On April 26, Japan began a new era of politics as Yoshiro Mori stepped down as Prime Minister and former health minister Junichiro Koizumi stepped up. Mori resigned after certain mistakes left him highly unpopular with the public. Mori endured a year of criticism before leaving office with only a seven percent approval rating.

In this year’s election, the ruling Liberal Democratic Party (LDC) decided to allow local chapters to participate in the vote for a party president and Prime Minister. Allowing local politicians to vote aided the victory of radical politician Junichiro Koizumi. Koizumi won 123 out of the possible 147 primary votes last week.
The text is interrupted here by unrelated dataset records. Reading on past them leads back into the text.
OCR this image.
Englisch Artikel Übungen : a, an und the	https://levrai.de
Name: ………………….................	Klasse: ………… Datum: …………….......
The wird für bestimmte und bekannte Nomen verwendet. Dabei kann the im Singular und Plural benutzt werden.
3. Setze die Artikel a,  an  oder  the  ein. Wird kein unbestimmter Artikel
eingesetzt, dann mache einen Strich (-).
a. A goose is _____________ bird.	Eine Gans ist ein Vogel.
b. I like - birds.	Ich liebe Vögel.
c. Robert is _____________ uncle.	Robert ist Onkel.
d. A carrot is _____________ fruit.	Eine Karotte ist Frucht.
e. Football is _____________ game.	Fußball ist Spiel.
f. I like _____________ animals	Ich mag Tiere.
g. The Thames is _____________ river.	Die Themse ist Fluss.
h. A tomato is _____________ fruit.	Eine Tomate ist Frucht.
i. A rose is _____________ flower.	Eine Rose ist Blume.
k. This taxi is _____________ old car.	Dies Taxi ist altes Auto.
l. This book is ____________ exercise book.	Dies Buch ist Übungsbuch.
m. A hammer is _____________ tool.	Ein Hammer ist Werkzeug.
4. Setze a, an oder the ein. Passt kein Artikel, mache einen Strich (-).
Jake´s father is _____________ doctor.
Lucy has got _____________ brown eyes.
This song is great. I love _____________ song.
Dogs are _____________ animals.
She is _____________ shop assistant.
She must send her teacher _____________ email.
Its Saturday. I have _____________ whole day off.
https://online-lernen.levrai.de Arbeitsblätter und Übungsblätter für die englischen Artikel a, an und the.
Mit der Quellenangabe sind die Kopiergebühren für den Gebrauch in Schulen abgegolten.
In the parliamentary vote Tuesday, Koizumi won 298 out of 487 votes. His main opponent, Ryutaro Hashimoto, received 155 votes.

Hashimoto, a former Prime Minister and state minister for administrative reform, was chosen as a candidate by the Party’s elder leaders. After four decades of control by the LDC, this is the first time that the candidate chosen by the party’s elders has lost the presidential race.

Hashimoto’s loss underlined public rejection of the LDC as well as the dissatisfaction with the current government’s inability to solve Japan’s lingering economic and social crises.

Koizumi, 59, is a divorced father of two sons. He clashes with other Party politicians with his wave-like hairstyle, his love of Japanese rock music and his intolerance for drinking. Most Japanese politicians wear a slicked back hairstyle, enjoy karaoke and have nightly drinking habits. He is most popular among women and young people.

Koizumi’s first job in office is to select a new cabinet. After his win, Koizumi vowed to fill the cabinet with more women, young people and politicians outside of those supported by the Party’s core group.

Koizumi also promised to work on Japan’s current economic problem. He promises to privatize the country’s postal services, to control deficit spending and to limit the Japanese bond debt from public works projects. He also said that he would make these changes without a tax increase. In addition, Koizumi wants to end the controlling ways of the LDC that is estranged from the common public and mostly ruled by a faction of elders.

Koizumi will have a hard time making these changes without the cooperation of the faction of elders that he ran against. However, if he does succeed, he will bring an end to the old way of politics used in Japan for the last 40 years.